Pulse pressure increases when the peak systolic pressure is increased (increased stroke volume, increased rate of ventricular contraction, decreased aortic elasticity) and/or there is a decreased diastolic pressure (decreased peripheral resistance, arteriovenous shunts, aortic insufficiency). A pulse pressure of ≥65 mm Hg is abnormal. With a large stroke volume, the pulse is often described as bounding or, in the case of aortic regurgitation, collapsing. The head may bob with each heart beat. Thrills may be palpable and murmurs audible over AV shunts, either congenital, traumatic, or iatrogenic. With decreased peripheral resistance from vasodilation, the skin is usually warm and flushed. Widened pulse pressure is associated with increased cardiovascular morbidity and mortality, including atrial fibrillation [Asmar R, Vol S, Vrisac A-M, Tichet J, Topouchian J. Reference values for clinical pulse pressure in a nonselected population. Am J Hyperens. 2001;14:415–418; Mitchell GF, Vasan RS, Keyes MJ, et al. Pulse pressure and risk of new-onset atrial fibrillation. JAMA. 2007;297:709–715]. CLINICAL OCCURRENCE: Increased Systolic Pressure: Systolic hypertension, atherosclerosis, increased stroke volume (aortic regurgitation, hyperthyroidism, anxiety, bradycardia, heart block, post-PVC, after a long pause in atrial fibrillation, pregnancy, fever, systemic arteriovenous fistulas); Increased Diastolic Runoff: Aortic regurgitation, sepsis, vasodilators, patent ductus arteriosus, hyperthyroidism, arteriovenous fistulas, beriberi.

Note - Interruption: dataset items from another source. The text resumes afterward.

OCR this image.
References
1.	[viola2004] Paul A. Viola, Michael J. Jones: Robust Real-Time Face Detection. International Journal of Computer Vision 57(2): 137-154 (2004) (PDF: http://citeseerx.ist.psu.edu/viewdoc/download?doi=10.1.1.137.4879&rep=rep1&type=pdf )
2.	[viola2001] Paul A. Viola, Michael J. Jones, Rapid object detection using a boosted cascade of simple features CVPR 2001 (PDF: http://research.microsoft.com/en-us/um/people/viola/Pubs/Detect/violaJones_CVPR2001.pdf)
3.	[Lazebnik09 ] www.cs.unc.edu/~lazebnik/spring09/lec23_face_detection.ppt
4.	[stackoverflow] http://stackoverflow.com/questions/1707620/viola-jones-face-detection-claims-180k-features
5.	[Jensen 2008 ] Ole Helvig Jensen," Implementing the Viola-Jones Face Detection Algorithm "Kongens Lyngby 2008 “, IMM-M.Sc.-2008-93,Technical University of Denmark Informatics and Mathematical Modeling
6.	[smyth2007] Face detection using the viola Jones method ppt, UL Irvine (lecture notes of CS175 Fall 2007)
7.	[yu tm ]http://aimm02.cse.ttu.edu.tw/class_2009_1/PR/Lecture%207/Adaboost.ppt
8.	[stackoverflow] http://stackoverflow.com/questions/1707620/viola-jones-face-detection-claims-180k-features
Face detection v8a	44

Pulse pressure narrows with decreased stroke volume and decreased rate of ventricular ejection. Pulse pressures less than 30 mm Hg may occur with tachycardia and conditions associated with a low stroke volume. CLINICAL OCCURRENCE: Decreased Stroke Volume: Severe aortic stenosis, dilated cardiomyopathy, restrictive heart disease, constrictive pericarditis, pericardial tamponade, intravascular volume depletion, venous vasodilatation; Decreased Rate of Ventricular Contraction: Ischemic and dilated cardiomyopathy, aortic stenosis, myocarditis.